The Swiss soprano Lisa della Casa was internationally recognised throughout her professional career as one of the finest Strauss and Mozart sopranos of her
generation. Her recordings provide eloquent testimony of her vocal beauty, her innate sense of musical style and her deeply felt operatic interpretations.
Lisa della Casa was born in the Swiss canton of Burgdorf in 1919 into a family of Italian, Swiss and German extraction: her father was a doctor. She began
to study singing when she was fifteen years old at the Zurich Conservatory with Margarete Haeser, her only vocal teacher. She made her operatic début in the title rôle of Madama Butterfly at the Municipal Theatre of Solothurn-Biel in 1941. Two years later, already active as an actress and a concert singer, she joined the ensemble of the Zurich Opera House. She remained with this company until 1950, her parts including Mimì (La Bohème), and the Queen of the Night (Die Zaublerflöte), as well Serena (Porgy and Bess) and the Young Woman in the world première of Paul Burkhard’s Die schwarze Spinne. In 1946 she sang Zdenka in Richard Strauss’s opera Arabella opposite the soprano Maria Cebotari in the title rôle. Impressed, Cebotari recommended her to the Salzburg Festival, where she repeated the same rôle in 1947, this time opposite Maria Reining and Hans Hotter. After hearing
her performance, Richard Strauss himself prophetically commented, ‘That girl will be the Arabella some day!’ In the same year she married the Yugoslav writer Dragan Debeljevic and made her début at the Vienna State Opera as Gilda in Rigoletto. She quickly became a member of this distinguished company, where her early rôles included Sophie in Der Rosenkavalier and Nedda in Pagliacci, as well as Mimì and Butterfly.

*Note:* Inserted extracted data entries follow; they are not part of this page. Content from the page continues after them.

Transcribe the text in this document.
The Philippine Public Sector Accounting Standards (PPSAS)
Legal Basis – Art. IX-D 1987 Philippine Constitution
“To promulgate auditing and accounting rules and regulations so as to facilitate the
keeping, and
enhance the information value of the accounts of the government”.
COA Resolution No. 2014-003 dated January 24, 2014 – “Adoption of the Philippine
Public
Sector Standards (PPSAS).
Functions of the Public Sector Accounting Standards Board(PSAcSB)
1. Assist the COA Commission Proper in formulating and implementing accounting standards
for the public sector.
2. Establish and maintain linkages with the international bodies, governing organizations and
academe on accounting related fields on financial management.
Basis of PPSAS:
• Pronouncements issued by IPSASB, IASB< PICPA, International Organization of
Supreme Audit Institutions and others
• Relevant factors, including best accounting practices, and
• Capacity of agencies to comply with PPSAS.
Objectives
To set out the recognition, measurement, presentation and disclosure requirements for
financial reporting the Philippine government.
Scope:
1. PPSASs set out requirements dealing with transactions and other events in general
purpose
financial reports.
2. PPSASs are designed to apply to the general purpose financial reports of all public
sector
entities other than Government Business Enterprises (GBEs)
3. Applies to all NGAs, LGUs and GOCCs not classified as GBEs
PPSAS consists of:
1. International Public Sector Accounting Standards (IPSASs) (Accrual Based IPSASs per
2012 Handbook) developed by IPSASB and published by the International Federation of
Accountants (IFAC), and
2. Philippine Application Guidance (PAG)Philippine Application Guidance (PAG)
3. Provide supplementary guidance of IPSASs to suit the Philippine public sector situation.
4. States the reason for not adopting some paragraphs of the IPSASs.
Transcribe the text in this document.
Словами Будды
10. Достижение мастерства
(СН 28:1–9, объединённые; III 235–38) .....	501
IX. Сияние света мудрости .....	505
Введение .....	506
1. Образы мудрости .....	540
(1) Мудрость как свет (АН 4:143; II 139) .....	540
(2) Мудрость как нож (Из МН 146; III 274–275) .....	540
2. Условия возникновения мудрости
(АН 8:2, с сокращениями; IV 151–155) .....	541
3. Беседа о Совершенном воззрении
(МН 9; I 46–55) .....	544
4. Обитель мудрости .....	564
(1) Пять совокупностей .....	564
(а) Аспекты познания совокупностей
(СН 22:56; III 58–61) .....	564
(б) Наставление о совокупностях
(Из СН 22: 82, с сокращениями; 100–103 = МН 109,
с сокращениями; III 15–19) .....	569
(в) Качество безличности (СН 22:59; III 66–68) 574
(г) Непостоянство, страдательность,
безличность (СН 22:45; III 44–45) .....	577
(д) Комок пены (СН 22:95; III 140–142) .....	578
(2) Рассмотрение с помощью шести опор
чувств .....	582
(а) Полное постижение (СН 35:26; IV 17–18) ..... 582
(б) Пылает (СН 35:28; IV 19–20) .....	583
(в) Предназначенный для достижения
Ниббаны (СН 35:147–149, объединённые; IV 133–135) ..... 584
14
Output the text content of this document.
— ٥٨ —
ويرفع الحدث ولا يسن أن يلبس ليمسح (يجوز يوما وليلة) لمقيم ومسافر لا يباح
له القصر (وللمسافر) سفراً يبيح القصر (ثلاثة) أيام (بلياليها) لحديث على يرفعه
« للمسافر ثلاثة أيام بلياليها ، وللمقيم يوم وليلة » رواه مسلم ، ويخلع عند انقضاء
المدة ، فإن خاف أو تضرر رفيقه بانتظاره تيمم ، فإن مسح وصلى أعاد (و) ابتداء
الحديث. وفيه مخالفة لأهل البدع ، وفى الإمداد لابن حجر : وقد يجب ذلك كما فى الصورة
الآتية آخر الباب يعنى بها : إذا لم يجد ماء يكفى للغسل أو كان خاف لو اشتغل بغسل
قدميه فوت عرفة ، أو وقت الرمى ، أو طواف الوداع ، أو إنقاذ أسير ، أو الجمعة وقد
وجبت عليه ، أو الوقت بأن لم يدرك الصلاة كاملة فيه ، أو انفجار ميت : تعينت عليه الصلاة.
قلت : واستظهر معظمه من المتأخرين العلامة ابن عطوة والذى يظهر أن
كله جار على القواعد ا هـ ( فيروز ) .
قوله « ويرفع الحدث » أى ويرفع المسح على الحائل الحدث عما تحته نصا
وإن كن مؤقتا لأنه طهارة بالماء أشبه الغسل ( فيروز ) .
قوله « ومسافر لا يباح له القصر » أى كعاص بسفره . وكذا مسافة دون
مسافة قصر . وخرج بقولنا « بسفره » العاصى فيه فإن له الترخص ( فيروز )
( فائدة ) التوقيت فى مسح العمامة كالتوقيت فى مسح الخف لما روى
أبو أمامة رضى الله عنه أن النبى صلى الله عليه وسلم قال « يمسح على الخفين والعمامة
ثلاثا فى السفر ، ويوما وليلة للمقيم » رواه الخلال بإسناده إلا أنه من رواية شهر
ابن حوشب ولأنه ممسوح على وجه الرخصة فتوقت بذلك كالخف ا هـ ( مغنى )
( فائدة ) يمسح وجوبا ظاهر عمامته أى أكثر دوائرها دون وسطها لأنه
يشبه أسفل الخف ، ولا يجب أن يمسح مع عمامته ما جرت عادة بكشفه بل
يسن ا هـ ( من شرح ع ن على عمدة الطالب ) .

She appeared at La Scala, Milan, for the first time in 1949 as Sophie and Marzelline in Fidelio, earning the praise and admiration of the company’s music director, Victor de Sabata. She sang the Countess (Capriccio) at Salzburg in 1950 and the Countess in Le nozze di Figaro at Glyndebourne in 1951, the year in which she appeared in the title rôle of Arabella for the first time, with the Bavarian State Opera in Munich. She repeated this rôle with great success when this company visited Covent Garden in 1953 (a recording of a broadcast from the run of this production has been published). During the previous year, 1952, she had received the honorary title of Kammersängerin of Austria, and had sung Eva in Die Meistersinger von Nürnberg at the Bayreuth
Festival, but chose not to return there, citing her dislike of operatic intrigue. She returned to the Salzburg Festival on the other hand regularly: her rôles there included Octavian in Der Rosenkavalier (1953), Ariadne in Ariadne auf Naxos (1954–55), Donna Elvira in Don Giovanni (1956), Chrysothemis in Elektra (1957), Pamina in Die Zaubeflöte (1959), the Marschallin in Der Rosenkavalier (1960, for the opening of the large Festspielhaus) and the Countess in Figaro (1960). Between 1953 and 1968 she sang regularly at the Metropolitan Opera in New York, where her rôles included Mozart’s Countess, Donna Elvira, Eva, Butterfly, and Arabella, as well as Elsa (Lohengrin) and Saffi (Der Zigeunerbaron) (given in English). She sang the Marschallin for the first time in 1955 on the occasion of the re-opening of the Vienna State Opera: she had thus sung all the three major female parts in this opera.
During the 1960s Della Casa extended her repertoire to parts such as the title rôles in Strauss’s Salome, which she sang in Munich in 1961, and
Puccini’s Tosca, before returning to her signature rôles in Mozart and Strauss operas. She retained her flexibility and professionalism throughout her career: when her former colleagure in Vienna, Elizabeth Schwarzkopf, sang the Marschallin for the first time in New York in 1964, Della Casa was happy to return to
the rôle of Octavian. As the 1960s drew to a close her voice began to decline, and her appearances became fewer. After a performance of Arabella at Salzburg in 1974 she unexpectedly announced her retirement. She settled with her husband in a magnificent castle in Switzerland, where she celebrated her ninetieth birthday at the beginning of 2009.
Lisa della Casa possessed all the attributes required to excel in her chosen repertoire. Possessing great personal beauty, she looked superb on the operatic stage, which she commanded naturally and with great charisma. At the same time her voice was ideally suited to Strauss’s rhapsodic vocal writing, which she was able to realise absolutely, and without any hint of effort. In the words of the distinguished critic, John Steane: ‘Della Casa remains one of the best of all sopranos in
Richard Strauss. Her voice has that touch of spring and silver that Strauss loved and wrote for; her tone will float and soar.’